Dieser gigantische Schuldenberg könne lediglich mit Erleichterungen wieder tragfähig gemacht werden, "die viel weiter gehen, als Europa bislang bereit war zu erwägen", heißt es in der IWF-Analyse. Der Währungsfonds sieht nur drei Auswege: Alle bisherigen und künftigen Hilfskredite werden auf mindestens 30 Jahre gestreckt. Die Euro-Länder überweisen Griechenland Geld aus ihren Haushalten - eine Art Schulden-Soli für Athen. Oder sie verzichten ganz einfach auf einen Teil der Rückzahlungen.

Dem IWF fällt es leicht, den Haircut zu verlangen. Der Währungsfonds geht davon aus, dass die Euro-Länder Athen ihre Schulden erlassen und er sein Geld zurückbekommt. Er sieht sich als letzten verbleibenden Kreditgeber über den Staaten, der vorrangig ausgezahlt wird. Die Kanzlerin kann es sich dagegen kaum leisten, Schwäche zu zeigen. Je schneller sie Athen in der Schuldenfrage nachgibt, desto weniger Druckmittel hat sie, um Griechenland zu Reformen zu zwingen. Am Ende wird ihr aber wohl nichts Anderes übrig bleiben.

So ist Frankreichs Finanzminister Michel Sapin für Schuldenerleichterungen. "Es ist unbestritten, dass eine Schulderleichterung notwendig ist", sagte auch EZB-Chef Mario Draghi vergangene Woche. Und IWF-Chefin Lagarde hat der Kanzlerin schon eine Brücke gebaut: sie spricht öffentlich von Schuldenerleichterungen, statt dem harten Schuldenschnitt, den ihre Mitarbeiter befürworten.

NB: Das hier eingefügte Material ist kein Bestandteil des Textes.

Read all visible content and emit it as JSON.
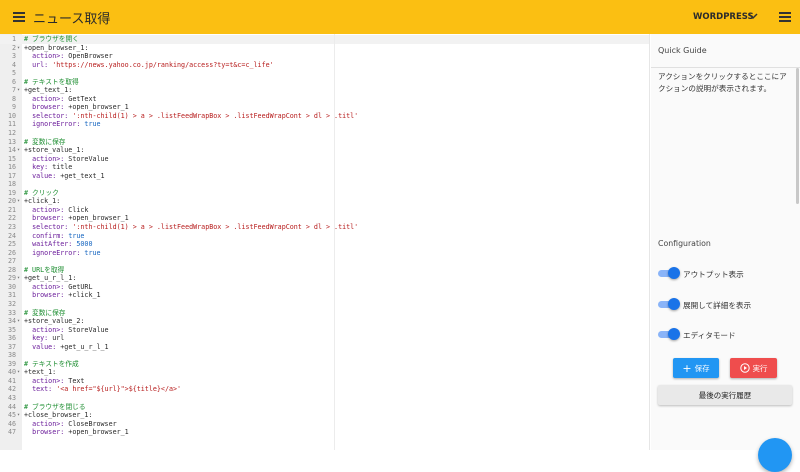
{
  "header": {
    "title": "ニュース取得",
    "platform": "WORDPRESS",
    "menu_icon": "menu-icon",
    "dropdown_icon": "chevron-down-icon",
    "right_menu_icon": "menu-icon"
  },
  "editor": {
    "lines": [
      [
        {
          "t": "comment",
          "v": "# ブラウザを開く"
        }
      ],
      [
        {
          "t": "plain",
          "v": "+open_browser_1:"
        }
      ],
      [
        {
          "t": "plain",
          "v": "  "
        },
        {
          "t": "key",
          "v": "action>:"
        },
        {
          "t": "plain",
          "v": " OpenBrowser"
        }
      ],
      [
        {
          "t": "plain",
          "v": "  "
        },
        {
          "t": "key",
          "v": "url:"
        },
        {
          "t": "plain",
          "v": " "
        },
        {
          "t": "str",
          "v": "'https://news.yahoo.co.jp/ranking/access?ty=t&c=c_life'"
        }
      ],
      [],
      [
        {
          "t": "comment",
          "v": "# テキストを取得"
        }
      ],
      [
        {
          "t": "plain",
          "v": "+get_text_1:"
        }
      ],
      [
        {
          "t": "plain",
          "v": "  "
        },
        {
          "t": "key",
          "v": "action>:"
        },
        {
          "t": "plain",
          "v": " GetText"
        }
      ],
      [
        {
          "t": "plain",
          "v": "  "
        },
        {
          "t": "key",
          "v": "browser:"
        },
        {
          "t": "plain",
          "v": " +open_browser_1"
        }
      ],
      [
        {
          "t": "plain",
          "v": "  "
        },
        {
          "t": "key",
          "v": "selector:"
        },
        {
          "t": "plain",
          "v": " "
        },
        {
          "t": "str",
          "v": "':nth-child(1) > a > .listFeedWrapBox > .listFeedWrapCont > dl > .titl'"
        }
      ],
      [
        {
          "t": "plain",
          "v": "  "
        },
        {
          "t": "key",
          "v": "ignoreError:"
        },
        {
          "t": "plain",
          "v": " "
        },
        {
          "t": "bool",
          "v": "true"
        }
      ],
      [],
      [
        {
          "t": "comment",
          "v": "# 変数に保存"
        }
      ],
      [
        {
          "t": "plain",
          "v": "+store_value_1:"
        }
      ],
      [
        {
          "t": "plain",
          "v": "  "
        },
        {
          "t": "key",
          "v": "action>:"
        },
        {
          "t": "plain",
          "v": " StoreValue"
        }
      ],
      [
        {
          "t": "plain",
          "v": "  "
        },
        {
          "t": "key",
          "v": "key:"
        },
        {
          "t": "plain",
          "v": " title"
        }
      ],
      [
        {
          "t": "plain",
          "v": "  "
        },
        {
          "t": "key",
          "v": "value:"
        },
        {
          "t": "plain",
          "v": " +get_text_1"
        }
      ],
      [],
      [
        {
          "t": "comment",
          "v": "# クリック"
        }
      ],
      [
        {
          "t": "plain",
          "v": "+click_1:"
        }
      ],
      [
        {
          "t": "plain",
          "v": "  "
        },
        {
          "t": "key",
          "v": "action>:"
        },
        {
          "t": "plain",
          "v": " Click"
        }
      ],
      [
        {
          "t": "plain",
          "v": "  "
        },
        {
          "t": "key",
          "v": "browser:"
        },
        {
          "t": "plain",
          "v": " +open_browser_1"
        }
      ],
      [
        {
          "t": "plain",
          "v": "  "
        },
        {
          "t": "key",
          "v": "selector:"
        },
        {
          "t": "plain",
          "v": " "
        },
        {
          "t": "str",
          "v": "':nth-child(1) > a > .listFeedWrapBox > .listFeedWrapCont > dl > .titl'"
        }
      ],
      [
        {
          "t": "plain",
          "v": "  "
        },
        {
          "t": "key",
          "v": "confirm:"
        },
        {
          "t": "plain",
          "v": " "
        },
        {
          "t": "bool",
          "v": "true"
        }
      ],
      [
        {
          "t": "plain",
          "v": "  "
        },
        {
          "t": "key",
          "v": "waitAfter:"
        },
        {
          "t": "plain",
          "v": " "
        },
        {
          "t": "num",
          "v": "5000"
        }
      ],
      [
        {
          "t": "plain",
          "v": "  "
        },
        {
          "t": "key",
          "v": "ignoreError:"
        },
        {
          "t": "plain",
          "v": " "
        },
        {
          "t": "bool",
          "v": "true"
        }
      ],
      [],
      [
        {
          "t": "comment",
          "v": "# URLを取得"
        }
      ],
      [
        {
          "t": "plain",
          "v": "+get_u_r_l_1:"
        }
      ],
      [
        {
          "t": "plain",
          "v": "  "
        },
        {
          "t": "key",
          "v": "action>:"
        },
        {
          "t": "plain",
          "v": " GetURL"
        }
      ],
      [
        {
          "t": "plain",
          "v": "  "
        },
        {
          "t": "key",
          "v": "browser:"
        },
        {
          "t": "plain",
          "v": " +click_1"
        }
      ],
      [],
      [
        {
          "t": "comment",
          "v": "# 変数に保存"
        }
      ],
      [
        {
          "t": "plain",
          "v": "+store_value_2:"
        }
      ],
      [
        {
          "t": "plain",
          "v": "  "
        },
        {
          "t": "key",
          "v": "action>:"
        },
        {
          "t": "plain",
          "v": " StoreValue"
        }
      ],
      [
        {
          "t": "plain",
          "v": "  "
        },
        {
          "t": "key",
          "v": "key:"
        },
        {
          "t": "plain",
          "v": " url"
        }
      ],
      [
        {
          "t": "plain",
          "v": "  "
        },
        {
          "t": "key",
          "v": "value:"
        },
        {
          "t": "plain",
          "v": " +get_u_r_l_1"
        }
      ],
      [],
      [
        {
          "t": "comment",
          "v": "# テキストを作成"
        }
      ],
      [
        {
          "t": "plain",
          "v": "+text_1:"
        }
      ],
      [
        {
          "t": "plain",
          "v": "  "
        },
        {
          "t": "key",
          "v": "action>:"
        },
        {
          "t": "plain",
          "v": " Text"
        }
      ],
      [
        {
          "t": "plain",
          "v": "  "
        },
        {
          "t": "key",
          "v": "text:"
        },
        {
          "t": "plain",
          "v": " "
        },
        {
          "t": "str",
          "v": "'<a href=\"${url}\">${title}</a>'"
        }
      ],
      [],
      [
        {
          "t": "comment",
          "v": "# ブラウザを閉じる"
        }
      ],
      [
        {
          "t": "plain",
          "v": "+close_browser_1:"
        }
      ],
      [
        {
          "t": "plain",
          "v": "  "
        },
        {
          "t": "key",
          "v": "action>:"
        },
        {
          "t": "plain",
          "v": " CloseBrowser"
        }
      ],
      [
        {
          "t": "plain",
          "v": "  "
        },
        {
          "t": "key",
          "v": "browser:"
        },
        {
          "t": "plain",
          "v": " +open_browser_1"
        }
      ]
    ],
    "fold_lines": [
      2,
      7,
      14,
      20,
      29,
      34,
      40,
      45
    ],
    "fold_icon": "fold-arrow-icon"
  },
  "guide": {
    "title": "Quick Guide",
    "text": "アクションをクリックするとここにアクションの説明が表示されます。"
  },
  "config": {
    "title": "Configuration",
    "toggles": [
      {
        "label": "アウトプット表示",
        "on": true
      },
      {
        "label": "展開して詳細を表示",
        "on": true
      },
      {
        "label": "エディタモード",
        "on": true
      }
    ],
    "save_label": "保存",
    "run_label": "実行",
    "history_label": "最後の実行履歴",
    "save_icon": "plus-icon",
    "run_icon": "play-circle-icon"
  },
  "colors": {
    "header": "#fbbf12",
    "accent": "#1a73e8",
    "save": "#2196f3",
    "run": "#ef4d4d"
  }
}
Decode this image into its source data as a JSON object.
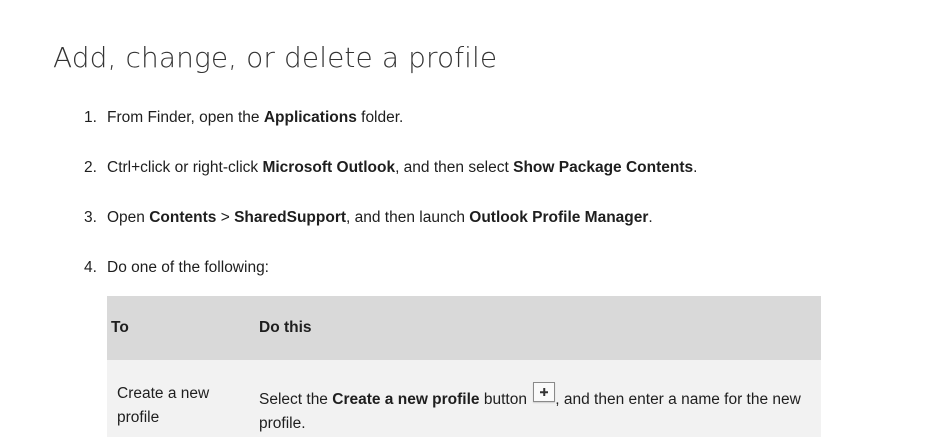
{
  "title": "Add, change, or delete a profile",
  "steps": [
    {
      "num": "1.",
      "parts": [
        "From Finder, open the ",
        "Applications",
        " folder."
      ]
    },
    {
      "num": "2.",
      "parts": [
        "Ctrl+click or right-click ",
        "Microsoft Outlook",
        ", and then select ",
        "Show Package Contents",
        "."
      ]
    },
    {
      "num": "3.",
      "parts": [
        "Open ",
        "Contents",
        " > ",
        "SharedSupport",
        ", and then launch ",
        "Outlook Profile Manager",
        "."
      ]
    },
    {
      "num": "4.",
      "parts": [
        "Do one of the following:"
      ]
    }
  ],
  "table": {
    "headers": [
      "To",
      "Do this"
    ],
    "rows": [
      {
        "to": "Create a new profile",
        "do_pre": "Select the ",
        "do_bold": "Create a new profile",
        "do_mid": " button ",
        "button_icon": "plus-icon",
        "do_post": ", and then enter a name for the new profile."
      }
    ]
  }
}
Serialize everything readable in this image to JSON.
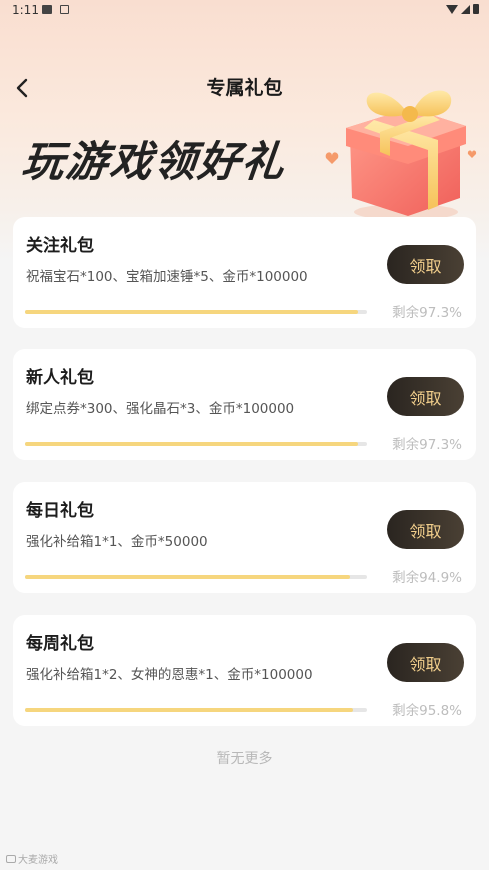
{
  "status_bar": {
    "time": "1:11"
  },
  "header": {
    "back_icon": "chevron-left-icon",
    "title": "专属礼包"
  },
  "banner": {
    "text": "玩游戏领好礼",
    "decor": "gift-box-icon"
  },
  "packages": [
    {
      "title": "关注礼包",
      "desc": "祝福宝石*100、宝箱加速锤*5、金币*100000",
      "button": "领取",
      "remaining_percent": 97.3,
      "remaining_text": "剩余97.3%"
    },
    {
      "title": "新人礼包",
      "desc": "绑定点券*300、强化晶石*3、金币*100000",
      "button": "领取",
      "remaining_percent": 97.3,
      "remaining_text": "剩余97.3%"
    },
    {
      "title": "每日礼包",
      "desc": "强化补给箱1*1、金币*50000",
      "button": "领取",
      "remaining_percent": 94.9,
      "remaining_text": "剩余94.9%"
    },
    {
      "title": "每周礼包",
      "desc": "强化补给箱1*2、女神的恩惠*1、金币*100000",
      "button": "领取",
      "remaining_percent": 95.8,
      "remaining_text": "剩余95.8%"
    }
  ],
  "footer": {
    "no_more": "暂无更多"
  },
  "watermark": {
    "text": "大麦游戏"
  },
  "colors": {
    "button_bg": "#2a2520",
    "button_text": "#f2cf8c",
    "progress_fill": "#f6d67e"
  }
}
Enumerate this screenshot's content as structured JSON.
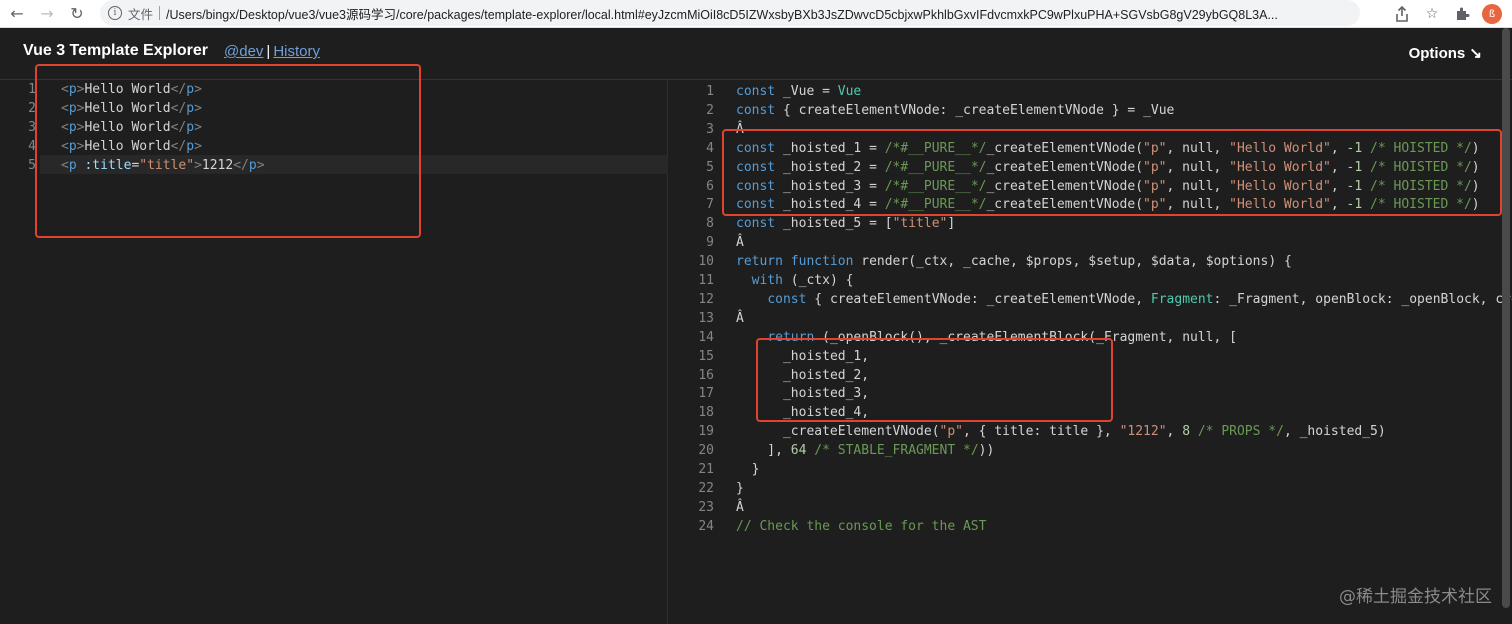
{
  "browser": {
    "back_icon": "←",
    "forward_icon": "→",
    "reload_icon": "↻",
    "scheme_label": "文件",
    "url": "/Users/bingx/Desktop/vue3/vue3源码学习/core/packages/template-explorer/local.html#eyJzcmMiOiI8cD5IZWxsbyBXb3JsZDwvcD5cbjxwPkhlbGxvIFdvcmxkPC9wPlxuPHA+SGVsbG8gV29ybGQ8L3A...",
    "profile_initial": "ß"
  },
  "header": {
    "title": "Vue 3 Template Explorer",
    "dev_link": "@dev",
    "separator": "|",
    "history_link": "History",
    "options_label": "Options ↘"
  },
  "left_editor": {
    "lines": [
      {
        "n": "1",
        "text": "<p>Hello World</p>"
      },
      {
        "n": "2",
        "text": "<p>Hello World</p>"
      },
      {
        "n": "3",
        "text": "<p>Hello World</p>"
      },
      {
        "n": "4",
        "text": "<p>Hello World</p>"
      },
      {
        "n": "5",
        "text": "<p :title=\"title\">1212</p>"
      }
    ]
  },
  "right_editor": {
    "lines": [
      {
        "n": "1",
        "text": "const _Vue = Vue"
      },
      {
        "n": "2",
        "text": "const { createElementVNode: _createElementVNode } = _Vue"
      },
      {
        "n": "3",
        "text": "Â"
      },
      {
        "n": "4",
        "text": "const _hoisted_1 = /*#__PURE__*/_createElementVNode(\"p\", null, \"Hello World\", -1 /* HOISTED */)"
      },
      {
        "n": "5",
        "text": "const _hoisted_2 = /*#__PURE__*/_createElementVNode(\"p\", null, \"Hello World\", -1 /* HOISTED */)"
      },
      {
        "n": "6",
        "text": "const _hoisted_3 = /*#__PURE__*/_createElementVNode(\"p\", null, \"Hello World\", -1 /* HOISTED */)"
      },
      {
        "n": "7",
        "text": "const _hoisted_4 = /*#__PURE__*/_createElementVNode(\"p\", null, \"Hello World\", -1 /* HOISTED */)"
      },
      {
        "n": "8",
        "text": "const _hoisted_5 = [\"title\"]"
      },
      {
        "n": "9",
        "text": "Â"
      },
      {
        "n": "10",
        "text": "return function render(_ctx, _cache, $props, $setup, $data, $options) {"
      },
      {
        "n": "11",
        "text": "  with (_ctx) {"
      },
      {
        "n": "12",
        "text": "    const { createElementVNode: _createElementVNode, Fragment: _Fragment, openBlock: _openBlock, crea"
      },
      {
        "n": "13",
        "text": "Â"
      },
      {
        "n": "14",
        "text": "    return (_openBlock(), _createElementBlock(_Fragment, null, ["
      },
      {
        "n": "15",
        "text": "      _hoisted_1,"
      },
      {
        "n": "16",
        "text": "      _hoisted_2,"
      },
      {
        "n": "17",
        "text": "      _hoisted_3,"
      },
      {
        "n": "18",
        "text": "      _hoisted_4,"
      },
      {
        "n": "19",
        "text": "      _createElementVNode(\"p\", { title: title }, \"1212\", 8 /* PROPS */, _hoisted_5)"
      },
      {
        "n": "20",
        "text": "    ], 64 /* STABLE_FRAGMENT */))"
      },
      {
        "n": "21",
        "text": "  }"
      },
      {
        "n": "22",
        "text": "}"
      },
      {
        "n": "23",
        "text": "Â"
      },
      {
        "n": "24",
        "text": "// Check the console for the AST"
      }
    ]
  },
  "watermark": "@稀土掘金技术社区",
  "colors": {
    "annotation_red": "#e0432f",
    "link_blue": "#6fa0d8"
  }
}
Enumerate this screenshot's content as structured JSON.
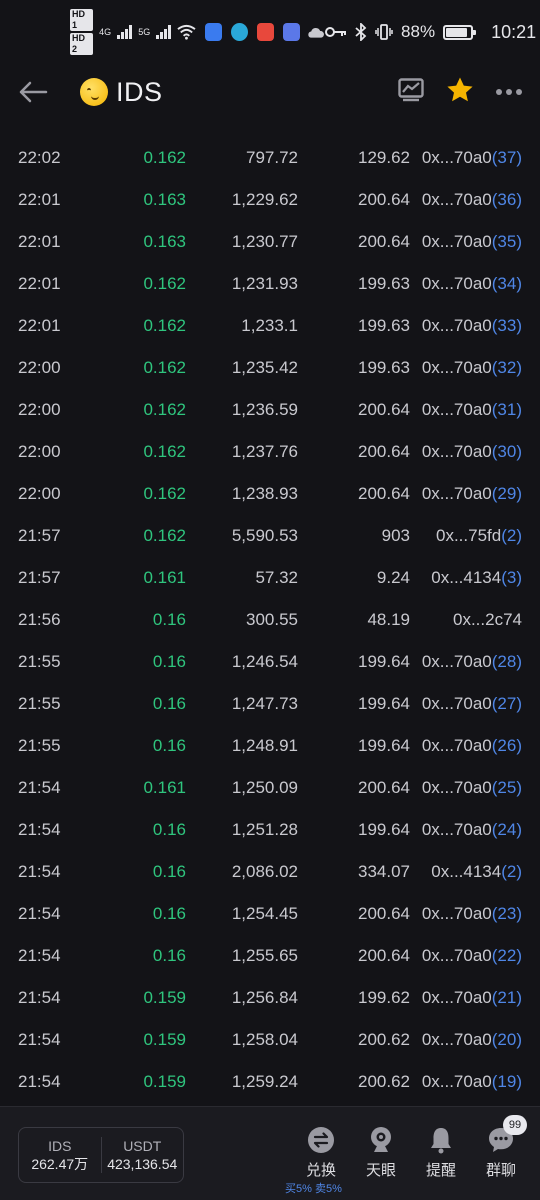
{
  "status_bar": {
    "hd1": "HD 1",
    "hd2": "HD 2",
    "net": "4G",
    "net2": "5G",
    "battery_percent": "88%",
    "battery_level": 0.88,
    "time": "10:21"
  },
  "header": {
    "title": "IDS",
    "back_icon": "arrow-left-icon",
    "chart_icon": "chart-icon",
    "favorite_icon": "star-icon",
    "more_icon": "more-dots-icon",
    "favorite_color": "#f5b400"
  },
  "colors": {
    "price_green": "#2fc57e",
    "link_blue": "#4f86e6",
    "background": "#131317"
  },
  "trades": [
    {
      "time": "22:02",
      "price": "0.162",
      "amount": "797.72",
      "value": "129.62",
      "address": "0x...70a0",
      "count": "(37)"
    },
    {
      "time": "22:01",
      "price": "0.163",
      "amount": "1,229.62",
      "value": "200.64",
      "address": "0x...70a0",
      "count": "(36)"
    },
    {
      "time": "22:01",
      "price": "0.163",
      "amount": "1,230.77",
      "value": "200.64",
      "address": "0x...70a0",
      "count": "(35)"
    },
    {
      "time": "22:01",
      "price": "0.162",
      "amount": "1,231.93",
      "value": "199.63",
      "address": "0x...70a0",
      "count": "(34)"
    },
    {
      "time": "22:01",
      "price": "0.162",
      "amount": "1,233.1",
      "value": "199.63",
      "address": "0x...70a0",
      "count": "(33)"
    },
    {
      "time": "22:00",
      "price": "0.162",
      "amount": "1,235.42",
      "value": "199.63",
      "address": "0x...70a0",
      "count": "(32)"
    },
    {
      "time": "22:00",
      "price": "0.162",
      "amount": "1,236.59",
      "value": "200.64",
      "address": "0x...70a0",
      "count": "(31)"
    },
    {
      "time": "22:00",
      "price": "0.162",
      "amount": "1,237.76",
      "value": "200.64",
      "address": "0x...70a0",
      "count": "(30)"
    },
    {
      "time": "22:00",
      "price": "0.162",
      "amount": "1,238.93",
      "value": "200.64",
      "address": "0x...70a0",
      "count": "(29)"
    },
    {
      "time": "21:57",
      "price": "0.162",
      "amount": "5,590.53",
      "value": "903",
      "address": "0x...75fd",
      "count": "(2)"
    },
    {
      "time": "21:57",
      "price": "0.161",
      "amount": "57.32",
      "value": "9.24",
      "address": "0x...4134",
      "count": "(3)"
    },
    {
      "time": "21:56",
      "price": "0.16",
      "amount": "300.55",
      "value": "48.19",
      "address": "0x...2c74",
      "count": ""
    },
    {
      "time": "21:55",
      "price": "0.16",
      "amount": "1,246.54",
      "value": "199.64",
      "address": "0x...70a0",
      "count": "(28)"
    },
    {
      "time": "21:55",
      "price": "0.16",
      "amount": "1,247.73",
      "value": "199.64",
      "address": "0x...70a0",
      "count": "(27)"
    },
    {
      "time": "21:55",
      "price": "0.16",
      "amount": "1,248.91",
      "value": "199.64",
      "address": "0x...70a0",
      "count": "(26)"
    },
    {
      "time": "21:54",
      "price": "0.161",
      "amount": "1,250.09",
      "value": "200.64",
      "address": "0x...70a0",
      "count": "(25)"
    },
    {
      "time": "21:54",
      "price": "0.16",
      "amount": "1,251.28",
      "value": "199.64",
      "address": "0x...70a0",
      "count": "(24)"
    },
    {
      "time": "21:54",
      "price": "0.16",
      "amount": "2,086.02",
      "value": "334.07",
      "address": "0x...4134",
      "count": "(2)"
    },
    {
      "time": "21:54",
      "price": "0.16",
      "amount": "1,254.45",
      "value": "200.64",
      "address": "0x...70a0",
      "count": "(23)"
    },
    {
      "time": "21:54",
      "price": "0.16",
      "amount": "1,255.65",
      "value": "200.64",
      "address": "0x...70a0",
      "count": "(22)"
    },
    {
      "time": "21:54",
      "price": "0.159",
      "amount": "1,256.84",
      "value": "199.62",
      "address": "0x...70a0",
      "count": "(21)"
    },
    {
      "time": "21:54",
      "price": "0.159",
      "amount": "1,258.04",
      "value": "200.62",
      "address": "0x...70a0",
      "count": "(20)"
    },
    {
      "time": "21:54",
      "price": "0.159",
      "amount": "1,259.24",
      "value": "200.62",
      "address": "0x...70a0",
      "count": "(19)"
    }
  ],
  "bottom_bar": {
    "balance": {
      "token_label": "IDS",
      "token_value": "262.47万",
      "quote_label": "USDT",
      "quote_value": "423,136.54"
    },
    "actions": {
      "swap": "兑换",
      "swap_sub": "买5% 卖5%",
      "watch": "天眼",
      "alert": "提醒",
      "chat": "群聊",
      "chat_badge": "99"
    }
  }
}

Zwar sind auch die Vergaberegeln des IWF nicht in Stein gemeißelt. Doch sie wurden 2002 nach der Argentinien-Pleite verschärft, um Schuldenerlasse zu erschweren. Zentrales Kriterium ist seitdem, dass die Schulden mit hoher Wahrscheinlichkeit tragfähig sein müssen. Schon im Mai 2010 beim ersten Griechenland-Hilfspaket mochte der IWF das weder eindeutig feststellen noch verneinen. Stattdessen machte er eine Ausnahme wegen "hoher Risiken internationaler systemischer Auswirkungen". Die IWF-Kredite an Griechenland sind also letztlich politisch motiviert. Bei einem astronomischen Schuldenstand von inzwischen bald 200 Prozent der Wirtschaftsleistung lässt sich die Wirklichkeit aber schwieriger ausblenden als vor fünf Jahren.